Dignity — An unequal reality that exists in both Egypt and poor Latino communities

LatinaLista — Early on when the Egyptian protests first started, I was struck by one particular interview one of the news shows did with a middle-aged Egyptian man. The man was passionate in his urgency to let the world know why people were taking to the streets.

Egypt-Protests-2.jpgAccording to the man, it had to do with one word — dignity. It was a word he repeatedly used during the course of the interview. He said the protests were about restoring the dignity of the Egyptian people — students who graduated from universities but couldn’t find jobs, people who could not find work and couldn’t afford to eat or have a decent roof over their heads.

Protest in Egypt

By the time the interview was over, he wanted the world to know that the protest had nothing to do with religion or ideology. From what was reported, it was the same quest for dignity by a young university graduate in Tunisia, who set himself on fire because he could no longer bear not being able to find a job, that sparked the protests and eventual ouster of the country’s president.

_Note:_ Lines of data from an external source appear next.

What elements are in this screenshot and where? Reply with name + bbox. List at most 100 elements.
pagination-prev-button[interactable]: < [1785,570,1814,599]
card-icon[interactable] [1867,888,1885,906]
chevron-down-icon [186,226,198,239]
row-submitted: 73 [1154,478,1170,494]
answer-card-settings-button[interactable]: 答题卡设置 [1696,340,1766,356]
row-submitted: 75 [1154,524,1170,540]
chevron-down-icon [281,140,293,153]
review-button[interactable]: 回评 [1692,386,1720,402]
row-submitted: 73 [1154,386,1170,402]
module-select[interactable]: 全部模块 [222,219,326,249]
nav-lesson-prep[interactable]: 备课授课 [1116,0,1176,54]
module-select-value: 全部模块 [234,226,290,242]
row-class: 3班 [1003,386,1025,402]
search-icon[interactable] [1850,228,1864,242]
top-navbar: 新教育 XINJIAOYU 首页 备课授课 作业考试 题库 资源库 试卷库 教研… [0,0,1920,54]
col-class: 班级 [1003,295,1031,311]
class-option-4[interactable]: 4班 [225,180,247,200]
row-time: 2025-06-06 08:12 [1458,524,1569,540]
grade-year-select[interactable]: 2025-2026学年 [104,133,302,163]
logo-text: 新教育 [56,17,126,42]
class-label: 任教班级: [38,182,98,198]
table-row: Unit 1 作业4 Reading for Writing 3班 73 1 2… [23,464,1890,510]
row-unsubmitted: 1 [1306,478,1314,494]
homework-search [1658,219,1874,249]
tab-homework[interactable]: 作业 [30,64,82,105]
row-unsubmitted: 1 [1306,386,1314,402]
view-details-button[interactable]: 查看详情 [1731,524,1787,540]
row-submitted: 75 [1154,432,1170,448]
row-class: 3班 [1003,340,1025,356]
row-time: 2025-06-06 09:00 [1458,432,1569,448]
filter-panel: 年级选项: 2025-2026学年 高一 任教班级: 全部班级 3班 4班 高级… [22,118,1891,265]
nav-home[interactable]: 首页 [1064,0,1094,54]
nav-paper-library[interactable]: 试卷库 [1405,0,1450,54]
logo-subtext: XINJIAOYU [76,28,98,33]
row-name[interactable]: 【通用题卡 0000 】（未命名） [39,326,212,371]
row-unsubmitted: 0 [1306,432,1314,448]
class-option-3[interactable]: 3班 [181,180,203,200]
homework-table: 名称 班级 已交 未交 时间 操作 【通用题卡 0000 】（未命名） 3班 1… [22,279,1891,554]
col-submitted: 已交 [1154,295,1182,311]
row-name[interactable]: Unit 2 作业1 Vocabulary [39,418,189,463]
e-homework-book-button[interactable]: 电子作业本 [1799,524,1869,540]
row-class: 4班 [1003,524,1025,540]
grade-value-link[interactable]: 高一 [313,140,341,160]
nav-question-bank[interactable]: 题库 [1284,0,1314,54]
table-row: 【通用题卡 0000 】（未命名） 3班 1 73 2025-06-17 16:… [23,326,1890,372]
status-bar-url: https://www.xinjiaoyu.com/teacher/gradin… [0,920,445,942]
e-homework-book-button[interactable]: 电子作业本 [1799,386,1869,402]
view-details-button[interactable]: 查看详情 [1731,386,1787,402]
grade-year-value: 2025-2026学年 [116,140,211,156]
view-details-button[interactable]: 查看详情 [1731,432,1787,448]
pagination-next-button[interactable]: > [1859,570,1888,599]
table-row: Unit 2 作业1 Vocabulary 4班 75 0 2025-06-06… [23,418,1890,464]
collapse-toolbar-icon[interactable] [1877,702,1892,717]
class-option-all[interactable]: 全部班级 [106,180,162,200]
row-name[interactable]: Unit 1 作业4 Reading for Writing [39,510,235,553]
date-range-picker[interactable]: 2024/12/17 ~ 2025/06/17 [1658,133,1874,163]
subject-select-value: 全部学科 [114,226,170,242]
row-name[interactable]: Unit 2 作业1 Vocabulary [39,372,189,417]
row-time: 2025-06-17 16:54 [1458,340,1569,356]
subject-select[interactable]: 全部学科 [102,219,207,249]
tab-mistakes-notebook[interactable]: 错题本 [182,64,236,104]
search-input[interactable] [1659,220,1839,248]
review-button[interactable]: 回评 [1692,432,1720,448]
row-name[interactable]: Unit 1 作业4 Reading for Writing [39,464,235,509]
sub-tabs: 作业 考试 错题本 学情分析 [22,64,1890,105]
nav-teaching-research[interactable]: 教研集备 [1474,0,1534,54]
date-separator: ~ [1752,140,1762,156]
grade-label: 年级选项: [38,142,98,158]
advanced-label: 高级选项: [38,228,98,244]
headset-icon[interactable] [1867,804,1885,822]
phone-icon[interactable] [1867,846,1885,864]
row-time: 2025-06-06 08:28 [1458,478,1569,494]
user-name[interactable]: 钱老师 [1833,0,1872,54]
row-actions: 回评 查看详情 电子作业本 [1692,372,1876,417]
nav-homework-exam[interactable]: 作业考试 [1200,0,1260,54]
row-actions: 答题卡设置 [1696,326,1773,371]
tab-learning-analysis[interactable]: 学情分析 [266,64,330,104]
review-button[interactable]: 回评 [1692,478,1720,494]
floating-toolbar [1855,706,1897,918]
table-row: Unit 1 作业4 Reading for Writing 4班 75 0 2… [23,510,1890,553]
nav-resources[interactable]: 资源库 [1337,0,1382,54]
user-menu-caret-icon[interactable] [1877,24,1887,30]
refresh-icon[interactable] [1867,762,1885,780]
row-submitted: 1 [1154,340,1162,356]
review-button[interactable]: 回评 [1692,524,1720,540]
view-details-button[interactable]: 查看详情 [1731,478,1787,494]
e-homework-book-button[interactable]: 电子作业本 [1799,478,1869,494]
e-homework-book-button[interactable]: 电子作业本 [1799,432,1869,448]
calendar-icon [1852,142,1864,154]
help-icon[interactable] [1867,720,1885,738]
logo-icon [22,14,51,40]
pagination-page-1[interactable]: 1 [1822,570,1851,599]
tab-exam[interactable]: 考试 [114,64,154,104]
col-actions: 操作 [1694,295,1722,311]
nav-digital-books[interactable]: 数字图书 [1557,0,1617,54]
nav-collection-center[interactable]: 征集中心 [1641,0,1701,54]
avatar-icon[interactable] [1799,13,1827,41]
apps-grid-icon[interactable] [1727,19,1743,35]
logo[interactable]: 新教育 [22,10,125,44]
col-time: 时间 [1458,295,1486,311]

Other Arab leaders, seeing the proverbial handwriting on the wall, have already started to meet with groups in their countries that they never gave a second thought to. They’re sitting down and discussing a wide range of issues that boil down to granting a person a sense of dignity.

Dignity isn’t just being sought by the people of the Middle East. It’s something that is also on the minds of the poor and disenfranchised of the United States.

With Latinos experiencing the highest rates of unemployment and no health coverage, there will come a tipping point as to how much more Latinos and low-income non-Latinos will or can endure in light of some Congressional actions to overturn Obama-passed laws like healthcare.

For example, House Majority Leader Eric Cantor was happy to announce that the “GOP will defund health care law.” Yet, still no alternative has been presented that will ensure that those uninsured, or even underinsured, will be covered with substantial health care.

The GOP’s quest to make President Obama a one-term president is clearly being made on the backs of people who can’t afford it. With each new repeal vote announced and no viable alternative presented in its place, the GOP is declaring war on a segment of the U.S. population that has patiently struggled with far less money than the rest of the population.

We have only to look at Egypt and Tunisia to see that everyone has a breaking point when it comes to being deprived of their dignity in attempting just to live.

It’s time our Congress realizes that what could happen over there, could happen here if they don’t realize that dignity is an unequal concept in this country thus far.